In the not-too-distant past, Republican presidential contender and retired neurosurgeon Ben Carson denounced evolution as the work of the devil and called the Big Bang theory a fairy tale pushed by "highfalutin scientists."

Carson said in a 2012 speech delivered to fellow Seventh-day Adventists that he believed Charles Darwin's theory of evolution was encouraged by the devil, adding that many scientists do not believe in the theory but are too scared to admit it, reported Buzzfeed.

"I personally believe that this theory that Darwin came up with was something that was encouraged by the adversary, and it has become what is scientifically, politically correct," Carson said during the event, titled the "Celebration of Creation."

"Amazingly, there are a significant number of scientists who do not believe it but they're afraid to say anything," he said. Carson revealed that he planned to write a book called "The Organ of Species" showing how the organs of the body refute evolution - a play on the title of Darwin's breakthrough work "On the Origin of Species," published in 1859 and considered to be the foundation of evolutionary theory.

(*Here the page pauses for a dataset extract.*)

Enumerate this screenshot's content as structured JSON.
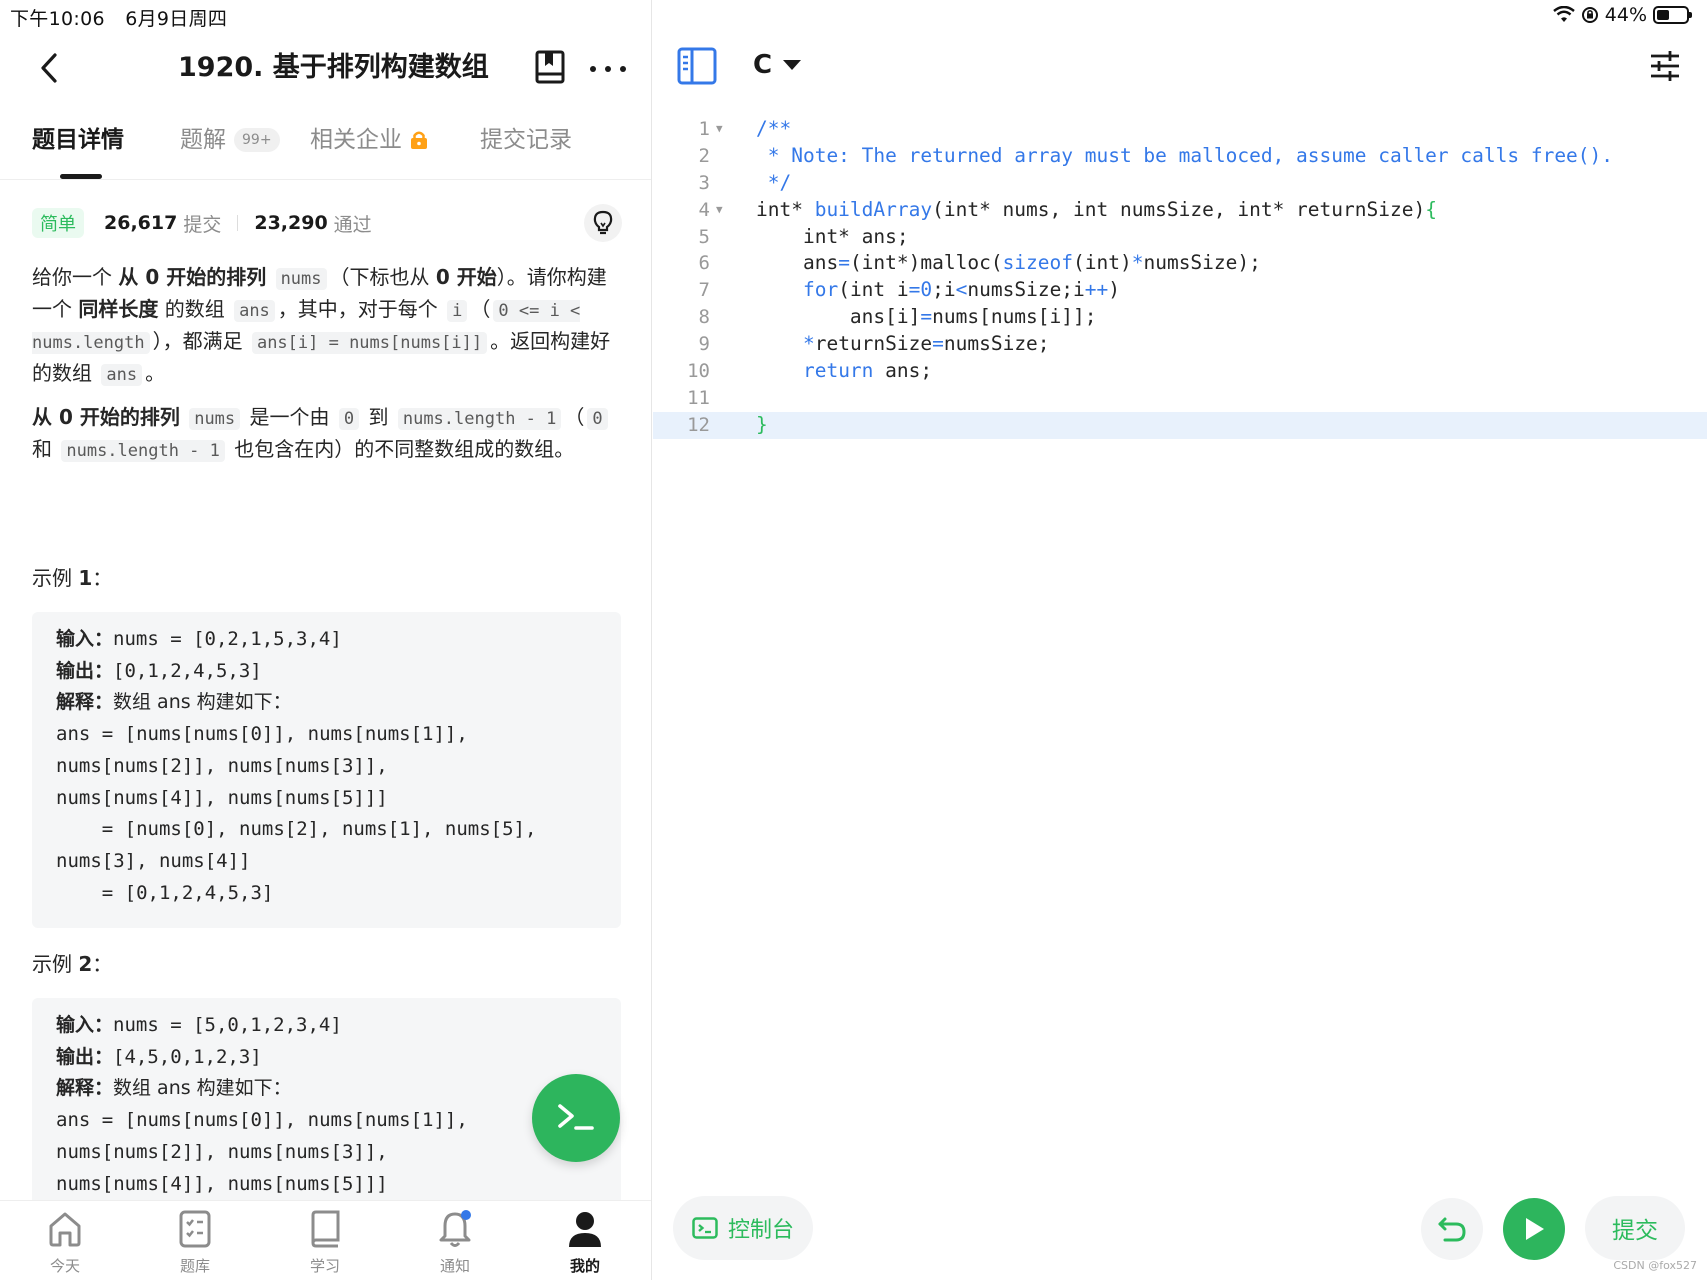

Carson graduated from Yale University in 1973, with a major in psychology and went on to get his medical degree from the University of Michigan. He then completed his residency in neurosurgery at John Hopkins Hospital in Baltimore, and at 33-years-old, Carson became the director of pediatric neurosurgery at the hospital - the youngest physician to ever run a major division there, according to CBS News.

He made medical history in 1987 by becoming the first person to successfully separate conjoined twins connected at the head, leading a 70-member team in the 22-hour procedure.

Despite being one of the most accomplished neurosurgeons in the world, he doesn't support the mainstream scientific theory of how the universe first began, either, saying during his speech that he finds the big bang "really quite fascinating."

"I mean, here you have all these highfalutin scientists and they're saying it was this gigantic explosion and everything came into perfect order," Carson said. "Now these are the same scientists that go around touting the second law of thermodynamics, which is entropy, which says that things move toward a state of disorganization.

"So now you're gonna have this big explosion and everything becomes perfectly organized and when you ask them about it they say, 'Well we can explain this, based on probability theory because if there's enough big explosions, over a long period of time, billions and billions of years, one of them will be the perfect explosion,'" he said. "So I say what you're telling me is if I blow a hurricane through a junkyard enough times over billions and billions of years, eventually after one of those hurricanes there will be a 747 fully loaded and ready to fly."

He continued by saying the big bang theory is "even more ridiculous" because the universe appears to have order.

"Well, I mean, it's even more ridiculous than that 'cause our solar system, not to mention the universe outside of that, is extraordinarily well organized, to the point where we can predict 70 years away when a comet is coming," he said. "Now that type of organization to just come out of an explosion? I mean, you want to talk about fairy tales, that is amazing."

Carson has held second place in the GOP presidential field for about a month now. A RealClearPolitics average of polling data shows him with 18.8 percent support, behind Donald Trump, who has 28.5 percent.